Unfortunately, the Smith family’s food consumption is not the only habit of theirs that costs animal lives. their use of energy pays a price. None of our feathered friends would die in collisions with power lines and wind turbines if everybody produced their own electricity using a generator on an exercise bike in the basement. Consumption of oil is directly linked to oil pollution and thus to the painful deaths of millions of birds and marine animals. Even on roads and railways high numbers of animals perish — if you travel with a horse and carriage, your stake in this would admittedly be minimal, but Mr Smith drives a Toyota.
In relation to the family’s battle with local wildlife, their choice of house pet is even more disastrous. Their cat, Snowflake, murders about 100 small mammals and birds a year simply because it is in his nature to do so. He kills less when kept in the house, but far more when he is out at night, according to the figures from a recent study in the US. A large number of Snowflake’s victims are protected animals, many of which are slain in the middle of their breeding seasons. Snowflake finds it extremely enjoyable to put his victims to death slowly. Exactly like the Spaniard who kills a bull in a bullfight, though, of course, Snowflake indulges himself much more often.
Skeletons in the closet
Did I mention the effects of the family’s pollution? All the rubbish that they get rid of through the drains, exhaust pipes and bins ends up in “nature” to some extent, where it inevitably leads to the death of wild animals.

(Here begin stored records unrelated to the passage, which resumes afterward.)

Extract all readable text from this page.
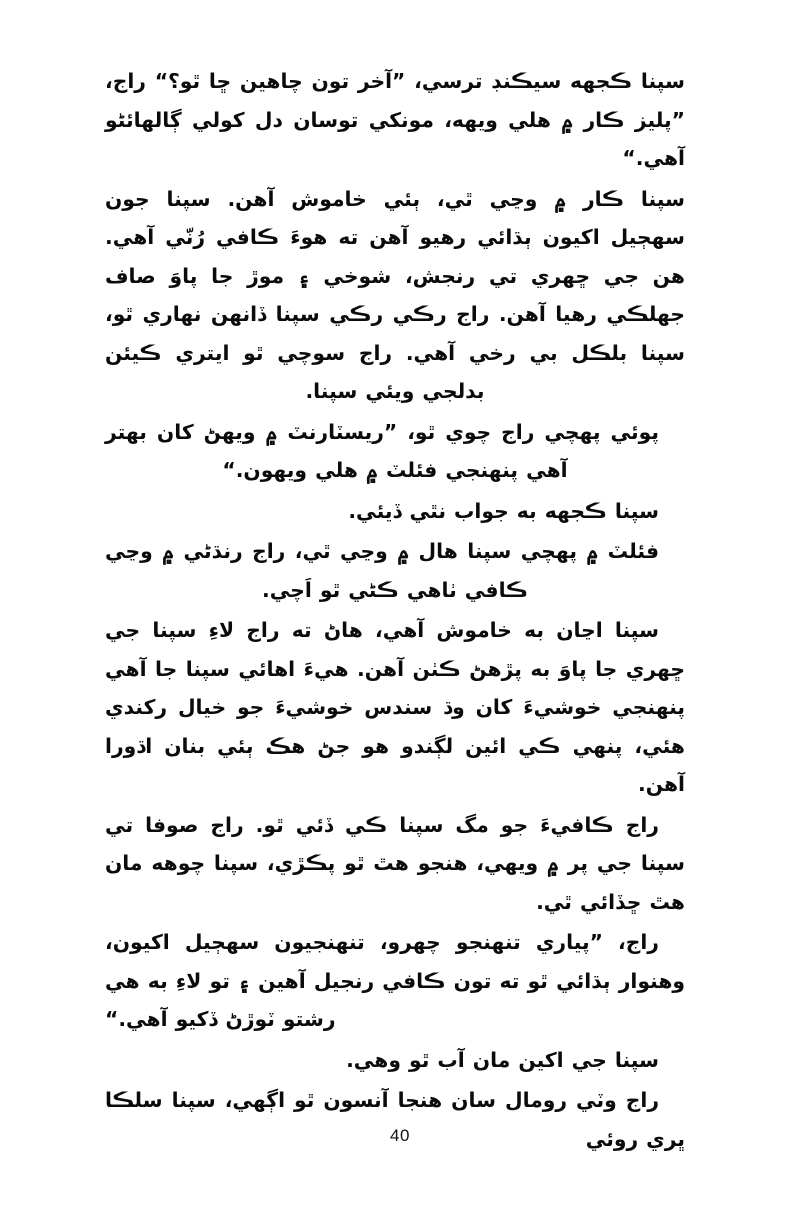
سپنا ڪجهه سيڪنڊ ترسي، ”آخر تون چاهين ڇا ٿو؟“ راج، ”پليز ڪار ۾ هلي ويهه، مونکي توسان دل کولي ڳالهائڻو آهي.“

سپنا ڪار ۾ وڃي ٿي، ٻئي خاموش آهن. سپنا جون سهڄيل اکيون ٻڌائي رهيو آهن ته هوءَ ڪافي رُنّي آهي. هن جي ڇهري تي رنجش، شوخي ۽ موڙ جا پاوَ صاف جهلڪي رهيا آهن. راج رڪي رڪي سپنا ڏانهن نهاري ٿو، سپنا بلڪل بي رخي آهي. راج سوچي ٿو ايتري ڪيئن بدلجي ويئي سپنا.

پوئي پهچي راج چوي ٿو، ”ريسٽارنٽ ۾ ويهڻ کان بهتر آهي پنهنجي فئلٽ ۾ هلي ويهون.“

سپنا ڪجهه به جواب نٿي ڏيئي.

فئلٽ ۾ پهچي سپنا هال ۾ وڃي ٿي، راج رنڌڻي ۾ وڃي ڪافي ٺاهي ڪڻي ٿو اَچي.

سپنا اڃان به خاموش آهي، هاڻ ته راج لاءِ سپنا جي ڇهري جا پاوَ به پڙهڻ ڪٺن آهن. هيءَ اهائي سپنا جا آهي پنهنجي خوشيءَ کان وڌ سندس خوشيءَ جو خيال رکندي هئي، پنهي ڪي ائين لڳندو هو جڻ هڪ ٻئي بنان اڌورا آهن.

راج ڪافيءَ جو مگ سپنا ڪي ڏئي ٿو. راج صوفا تي سپنا جي پر ۾ ويهي، هنجو هٿ ٿو پڪڙي، سپنا چوهه مان هٿ ڇڏائي ٿي.

راج، ”پياري تنهنجو چهرو، تنهنجيون سهڄيل اکيون، وهنوار ٻڌائي ٿو ته تون ڪافي رنجيل آهين ۽ تو لاءِ به هي رشتو ٽوڙڻ ڏکيو آهي.“

سپنا جي اکين مان آب ٿو وهي.

راج وٽي رومال سان هنجا آنسون ٿو اڳهي، سپنا سلڪا ڀري روئي

40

Once again, nobody has a clear view of the actual numbers of animals killed or for how long after our own demise we affect the planet in this manner. It is frightening to think that the plastic toy from a happy meal accidentally dropped on the beach can end up killing a hungry albatross chick a century after our own deaths, possibly thousands of miles away.
If I go into more detail, we can discover more skeletons in the Smith’s closet. Yet even if we decide to stop there, a dead mammal or bird turns up in the bloody wake of this family every day of the year. And we haven’t even started on the subject of fish, reptiles, amphibians, insects — not to mention the subject of laboratory testing on all kinds of species, including chimps and dolphins. neither have we considered pest control. Would it be fair to call this “mass murder”?

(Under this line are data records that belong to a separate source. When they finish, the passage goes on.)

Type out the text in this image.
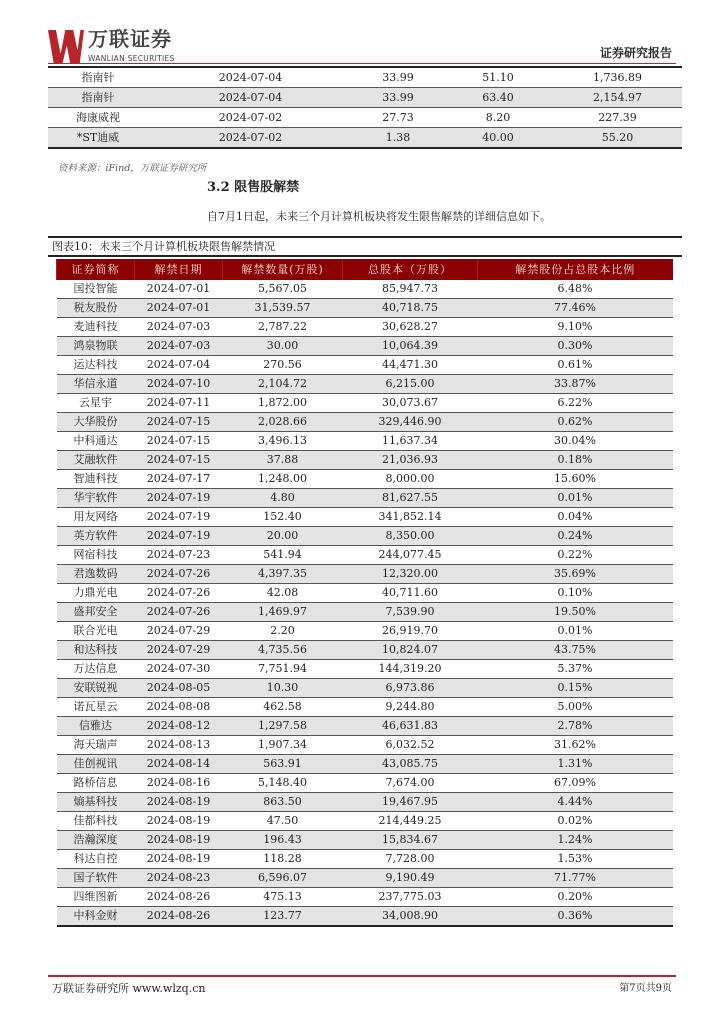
万联证券
WANLIAN SECURITIES	证券研究报告
指南针	2024-07-04	33.99	51.10	1,736.89
指南针	2024-07-04	33.99	63.40	2,154.97
海康威视	2024-07-02	27.73	8.20	227.39
*ST迪威	2024-07-02	1.38	40.00	55.20
资料来源：iFind，万联证券研究所
3.2 限售股解禁
自7月1日起，未来三个月计算机板块将发生限售解禁的详细信息如下。
图表10：未来三个月计算机板块限售解禁情况
证券简称	解禁日期	解禁数量(万股)	总股本（万股）	解禁股份占总股本比例
国投智能	2024-07-01	5,567.05	85,947.73	6.48%
税友股份	2024-07-01	31,539.57	40,718.75	77.46%
麦迪科技	2024-07-03	2,787.22	30,628.27	9.10%
鸿泉物联	2024-07-03	30.00	10,064.39	0.30%
运达科技	2024-07-04	270.56	44,471.30	0.61%
华信永道	2024-07-10	2,104.72	6,215.00	33.87%
云星宇	2024-07-11	1,872.00	30,073.67	6.22%
大华股份	2024-07-15	2,028.66	329,446.90	0.62%
中科通达	2024-07-15	3,496.13	11,637.34	30.04%
艾融软件	2024-07-15	37.88	21,036.93	0.18%
智迪科技	2024-07-17	1,248.00	8,000.00	15.60%
华宇软件	2024-07-19	4.80	81,627.55	0.01%
用友网络	2024-07-19	152.40	341,852.14	0.04%
英方软件	2024-07-19	20.00	8,350.00	0.24%
网宿科技	2024-07-23	541.94	244,077.45	0.22%
君逸数码	2024-07-26	4,397.35	12,320.00	35.69%
力鼎光电	2024-07-26	42.08	40,711.60	0.10%
盛邦安全	2024-07-26	1,469.97	7,539.90	19.50%
联合光电	2024-07-29	2.20	26,919.70	0.01%
和达科技	2024-07-29	4,735.56	10,824.07	43.75%
万达信息	2024-07-30	7,751.94	144,319.20	5.37%
安联锐视	2024-08-05	10.30	6,973.86	0.15%
诺瓦星云	2024-08-08	462.58	9,244.80	5.00%
信雅达	2024-08-12	1,297.58	46,631.83	2.78%
海天瑞声	2024-08-13	1,907.34	6,032.52	31.62%
佳创视讯	2024-08-14	563.91	43,085.75	1.31%
路桥信息	2024-08-16	5,148.40	7,674.00	67.09%
熵基科技	2024-08-19	863.50	19,467.95	4.44%
佳都科技	2024-08-19	47.50	214,449.25	0.02%
浩瀚深度	2024-08-19	196.43	15,834.67	1.24%
科达自控	2024-08-19	118.28	7,728.00	1.53%
国子软件	2024-08-23	6,596.07	9,190.49	71.77%
四维图新	2024-08-26	475.13	237,775.03	0.20%
中科金财	2024-08-26	123.77	34,008.90	0.36%
万联证券研究所 www.wlzq.cn	第7页共9页
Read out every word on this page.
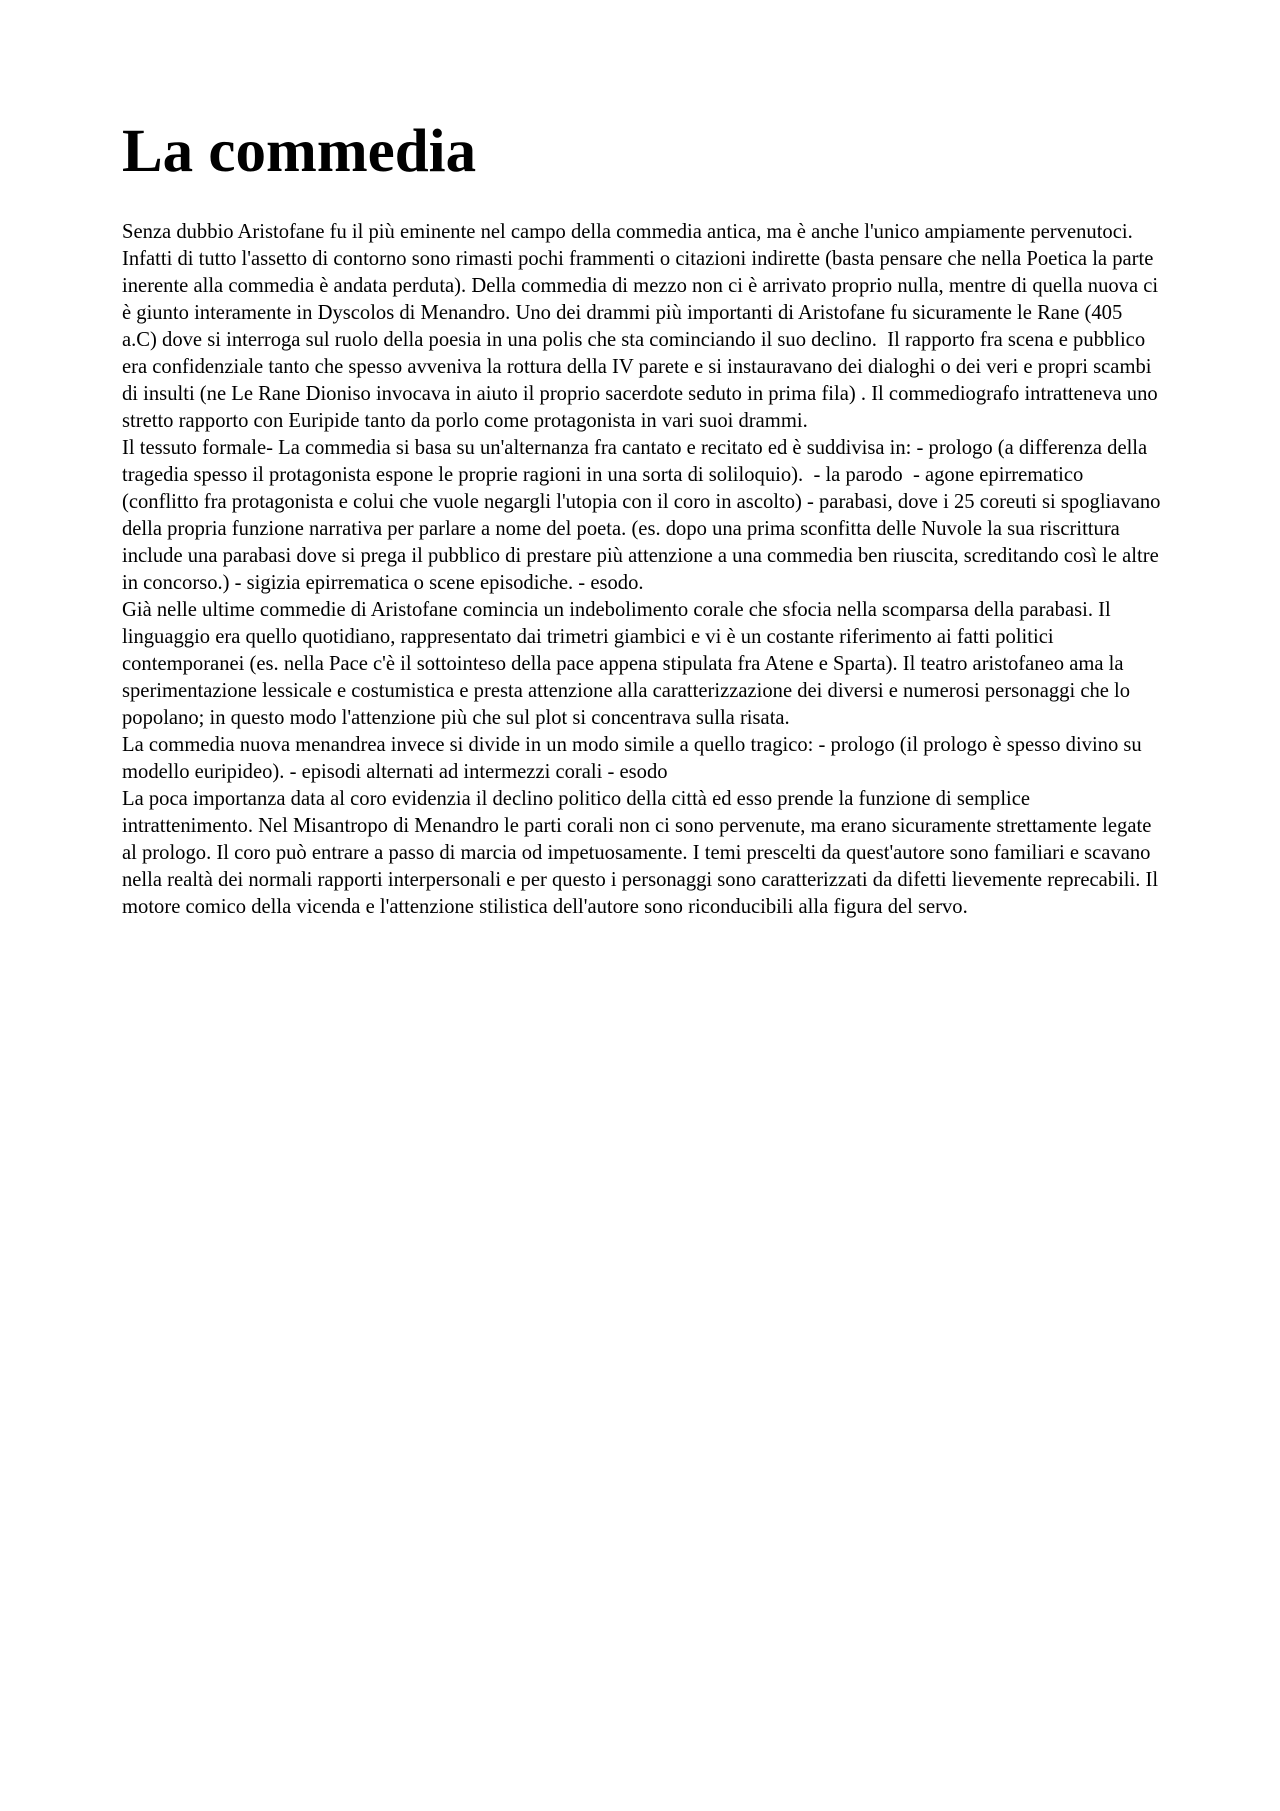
La commedia

Senza dubbio Aristofane fu il più eminente nel campo della commedia antica, ma è anche l'unico ampiamente pervenutoci. Infatti di tutto l'assetto di contorno sono rimasti pochi frammenti o citazioni indirette (basta pensare che nella Poetica la parte inerente alla commedia è andata perduta). Della commedia di mezzo non ci è arrivato proprio nulla, mentre di quella nuova ci è giunto interamente in Dyscolos di Menandro. Uno dei drammi più importanti di Aristofane fu sicuramente le Rane (405 a.C) dove si interroga sul ruolo della poesia in una polis che sta cominciando il suo declino.  Il rapporto fra scena e pubblico era confidenziale tanto che spesso avveniva la rottura della IV parete e si instauravano dei dialoghi o dei veri e propri scambi di insulti (ne Le Rane Dioniso invocava in aiuto il proprio sacerdote seduto in prima fila) . Il commediografo intratteneva uno stretto rapporto con Euripide tanto da porlo come protagonista in vari suoi drammi.

Il tessuto formale- La commedia si basa su un'alternanza fra cantato e recitato ed è suddivisa in: - prologo (a differenza della tragedia spesso il protagonista espone le proprie ragioni in una sorta di soliloquio).  - la parodo  - agone epirrematico (conflitto fra protagonista e colui che vuole negargli l'utopia con il coro in ascolto) - parabasi, dove i 25 coreuti si spogliavano della propria funzione narrativa per parlare a nome del poeta. (es. dopo una prima sconfitta delle Nuvole la sua riscrittura include una parabasi dove si prega il pubblico di prestare più attenzione a una commedia ben riuscita, screditando così le altre in concorso.) - sigizia epirrematica o scene episodiche. - esodo.

Già nelle ultime commedie di Aristofane comincia un indebolimento corale che sfocia nella scomparsa della parabasi. Il linguaggio era quello quotidiano, rappresentato dai trimetri giambici e vi è un costante riferimento ai fatti politici contemporanei (es. nella Pace c'è il sottointeso della pace appena stipulata fra Atene e Sparta). Il teatro aristofaneo ama la sperimentazione lessicale e costumistica e presta attenzione alla caratterizzazione dei diversi e numerosi personaggi che lo popolano; in questo modo l'attenzione più che sul plot si concentrava sulla risata.

La commedia nuova menandrea invece si divide in un modo simile a quello tragico: - prologo (il prologo è spesso divino su modello euripideo). - episodi alternati ad intermezzi corali - esodo

La poca importanza data al coro evidenzia il declino politico della città ed esso prende la funzione di semplice intrattenimento. Nel Misantropo di Menandro le parti corali non ci sono pervenute, ma erano sicuramente strettamente legate al prologo. Il coro può entrare a passo di marcia od impetuosamente. I temi prescelti da quest'autore sono familiari e scavano nella realtà dei normali rapporti interpersonali e per questo i personaggi sono caratterizzati da difetti lievemente reprecabili. Il motore comico della vicenda e l'attenzione stilistica dell'autore sono riconducibili alla figura del servo.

People who know Mr and Mrs Smith find it difficult to believe all this. Maybe it is because the family looks as ordinary as yours or mine? Some even defend the Smiths, claiming the family is unaware of the extent of its murderous behavior. They could just as well murder a chicken, a cow or a kitten with a big hammer in the back garden every day, but most of the killing takes place out of sight and out of mind. In other words, we could be talking about a sort of involuntary manslaughter if we stick with the terminology.

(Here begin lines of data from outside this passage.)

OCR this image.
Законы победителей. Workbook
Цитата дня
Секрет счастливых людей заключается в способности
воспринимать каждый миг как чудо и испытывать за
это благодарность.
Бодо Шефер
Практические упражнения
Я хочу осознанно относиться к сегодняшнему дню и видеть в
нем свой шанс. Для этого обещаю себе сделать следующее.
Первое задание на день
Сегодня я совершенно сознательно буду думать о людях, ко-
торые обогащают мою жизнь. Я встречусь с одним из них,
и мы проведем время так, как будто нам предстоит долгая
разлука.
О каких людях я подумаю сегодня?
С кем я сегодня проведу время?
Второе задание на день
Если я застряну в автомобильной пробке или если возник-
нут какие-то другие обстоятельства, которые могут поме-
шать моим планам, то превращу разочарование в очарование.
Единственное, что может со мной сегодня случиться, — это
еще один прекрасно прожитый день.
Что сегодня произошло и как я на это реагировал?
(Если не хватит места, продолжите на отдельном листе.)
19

Unfortunately, the Smiths are not the only seemingly normal family on a secret murdering rampage. Actually, they are quite the average family when it comes to killing animals and now that you have glimpsed the harsh realities, you cannot claim ignorance.
Time for a rethink
But there is a viable and more practical alternative to hounding the Smiths of this world (of which there are billions). We could rethink our view on animals and mentally rewind to a time not so long ago when killing an animal was not seen as an evil act but rather a natural consequence of our existence. That would neither be cruel or careless and, if we make good use of the insight in natural matters we would regain, we could do a lot of good for the environment, our health and animal welfare AND enjoy a steak dinner!